Secondo il quotidiano moscovita “Kommersant”, martedì scorso il presidente russo avrebbe comunicato a un incontro con gli industriali di non aspettarsi una rapida soluzione della guerra contro l’Ucraina, e di voler rivendicare anche Odessa, minacciando in caso di rifiuto di vedersi riconoscere le regioni ucraine già occupate di aprire un’offensiva contro il porto ucraino sul Mar Nero. Minaccia che difficilmente potrebbe attuare in questo momento, ma che è sintomatica della scarsa disponibilità di Mosca di cercare una soluzione di pace. Un altro segnale sono i nomi dei negoziatori che il Cremlino manderà in Arabia Saudita: l’ex viceministro degli Esteri Grigory Karasin e l’ex direttore dell’Fsb Sergey Beseda, responsabile nel 2022 del Quinto dipartimento dei servizi russi, quello che aveva convinto Putin che gli ucraini non avrebbero opposto resistenza all’invasione. In altre parole, due “falchi”, privi però di posizione ufficiale e senza autonomia di manovra.

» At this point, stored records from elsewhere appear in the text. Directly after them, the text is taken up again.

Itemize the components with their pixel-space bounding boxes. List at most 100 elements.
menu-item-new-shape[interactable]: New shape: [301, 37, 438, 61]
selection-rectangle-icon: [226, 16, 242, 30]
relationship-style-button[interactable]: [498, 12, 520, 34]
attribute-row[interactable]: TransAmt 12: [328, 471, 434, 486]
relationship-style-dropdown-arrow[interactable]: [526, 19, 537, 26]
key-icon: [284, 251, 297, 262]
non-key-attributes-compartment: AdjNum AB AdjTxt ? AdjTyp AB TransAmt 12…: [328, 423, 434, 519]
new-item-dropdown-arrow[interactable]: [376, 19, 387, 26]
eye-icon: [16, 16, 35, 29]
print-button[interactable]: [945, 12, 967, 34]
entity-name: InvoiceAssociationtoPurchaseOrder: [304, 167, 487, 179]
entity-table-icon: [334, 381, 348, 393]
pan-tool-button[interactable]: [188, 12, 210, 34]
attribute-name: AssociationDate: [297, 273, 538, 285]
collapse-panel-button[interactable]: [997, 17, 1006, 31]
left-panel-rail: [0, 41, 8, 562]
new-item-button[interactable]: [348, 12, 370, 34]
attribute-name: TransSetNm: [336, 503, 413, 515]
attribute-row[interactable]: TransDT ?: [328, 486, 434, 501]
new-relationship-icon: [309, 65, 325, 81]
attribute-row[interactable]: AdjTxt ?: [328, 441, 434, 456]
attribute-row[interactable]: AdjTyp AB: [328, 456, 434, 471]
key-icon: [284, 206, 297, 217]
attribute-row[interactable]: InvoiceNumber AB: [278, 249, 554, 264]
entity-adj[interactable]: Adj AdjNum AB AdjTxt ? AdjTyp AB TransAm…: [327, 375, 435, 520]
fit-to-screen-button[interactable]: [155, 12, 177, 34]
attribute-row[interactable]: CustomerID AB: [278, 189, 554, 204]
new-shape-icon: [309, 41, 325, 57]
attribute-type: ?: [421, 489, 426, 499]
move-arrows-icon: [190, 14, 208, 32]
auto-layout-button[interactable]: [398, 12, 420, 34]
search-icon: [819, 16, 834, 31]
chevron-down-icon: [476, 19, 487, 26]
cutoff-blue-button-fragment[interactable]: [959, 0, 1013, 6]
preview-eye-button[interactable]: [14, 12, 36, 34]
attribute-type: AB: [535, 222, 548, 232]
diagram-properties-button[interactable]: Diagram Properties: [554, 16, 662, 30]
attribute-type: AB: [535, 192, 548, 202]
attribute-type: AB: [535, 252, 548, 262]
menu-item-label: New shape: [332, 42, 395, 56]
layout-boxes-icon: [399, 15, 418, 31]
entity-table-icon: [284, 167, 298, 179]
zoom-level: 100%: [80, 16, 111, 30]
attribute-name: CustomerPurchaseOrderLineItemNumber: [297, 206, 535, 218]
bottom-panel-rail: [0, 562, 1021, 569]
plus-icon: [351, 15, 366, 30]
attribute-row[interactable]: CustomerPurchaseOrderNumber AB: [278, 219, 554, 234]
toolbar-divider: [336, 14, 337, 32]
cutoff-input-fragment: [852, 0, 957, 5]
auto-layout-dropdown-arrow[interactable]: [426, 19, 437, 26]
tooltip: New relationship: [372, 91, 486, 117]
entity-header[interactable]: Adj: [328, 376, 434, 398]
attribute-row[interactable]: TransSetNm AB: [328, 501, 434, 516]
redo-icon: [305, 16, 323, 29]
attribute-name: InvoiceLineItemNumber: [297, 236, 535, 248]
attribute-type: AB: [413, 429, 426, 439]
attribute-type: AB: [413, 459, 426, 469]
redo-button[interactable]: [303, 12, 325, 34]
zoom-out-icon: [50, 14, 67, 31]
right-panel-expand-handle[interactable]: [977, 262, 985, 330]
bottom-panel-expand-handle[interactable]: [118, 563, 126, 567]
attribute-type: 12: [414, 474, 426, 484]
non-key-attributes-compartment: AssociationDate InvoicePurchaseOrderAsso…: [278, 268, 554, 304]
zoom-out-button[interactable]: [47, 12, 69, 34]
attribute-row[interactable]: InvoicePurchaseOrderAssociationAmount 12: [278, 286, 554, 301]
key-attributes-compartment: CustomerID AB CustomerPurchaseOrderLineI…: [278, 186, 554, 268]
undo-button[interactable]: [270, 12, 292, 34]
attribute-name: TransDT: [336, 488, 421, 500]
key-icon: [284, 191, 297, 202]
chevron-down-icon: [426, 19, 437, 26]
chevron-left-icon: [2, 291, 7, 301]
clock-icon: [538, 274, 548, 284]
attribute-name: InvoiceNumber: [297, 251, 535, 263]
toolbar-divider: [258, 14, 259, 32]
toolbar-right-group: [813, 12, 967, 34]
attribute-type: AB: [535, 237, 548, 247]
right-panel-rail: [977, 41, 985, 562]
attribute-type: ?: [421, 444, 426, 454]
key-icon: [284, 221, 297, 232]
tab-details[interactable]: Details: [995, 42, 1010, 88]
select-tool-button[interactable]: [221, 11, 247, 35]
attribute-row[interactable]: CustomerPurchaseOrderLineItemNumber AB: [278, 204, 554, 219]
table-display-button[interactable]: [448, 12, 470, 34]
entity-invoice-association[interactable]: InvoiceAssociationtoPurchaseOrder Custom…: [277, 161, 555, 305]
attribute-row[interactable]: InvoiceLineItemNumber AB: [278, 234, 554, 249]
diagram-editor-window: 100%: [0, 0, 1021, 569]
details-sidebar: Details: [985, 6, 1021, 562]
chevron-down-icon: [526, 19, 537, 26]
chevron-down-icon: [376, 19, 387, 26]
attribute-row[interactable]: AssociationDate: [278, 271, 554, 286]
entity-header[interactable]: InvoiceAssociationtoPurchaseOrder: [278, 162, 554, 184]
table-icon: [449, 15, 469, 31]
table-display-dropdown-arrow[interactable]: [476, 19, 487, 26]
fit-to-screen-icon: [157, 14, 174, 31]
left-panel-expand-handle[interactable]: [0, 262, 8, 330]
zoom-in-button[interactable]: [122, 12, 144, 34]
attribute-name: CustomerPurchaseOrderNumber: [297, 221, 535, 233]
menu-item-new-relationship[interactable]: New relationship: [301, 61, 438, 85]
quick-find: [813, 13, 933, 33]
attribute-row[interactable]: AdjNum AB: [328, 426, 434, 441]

L’impressione è che Mosca scommetta non tanto sul negoziato sulla tregua, quanto su un dialogo bilaterale con Trump, e ieri il portavoce del Cremlino Dmitry Peskov ha sottolineato come «il partito della guerra» sia ormai rappresentato dall’Europa, «in chiaro contrasto con quello che pensano i presidenti della Russia e degli Usa». Un altro attacco ancora più violento è arrivato dall’ex presidente Dmitry Medvedev, che in un post ha accusato il futuro cancelliere tedesco Friedrich Merz – che ha denunciato la «guerra di aggressione di Putin anche contro l’Europa» – di «mentire come Goebbels», augurandogli di «fare la stessa fine».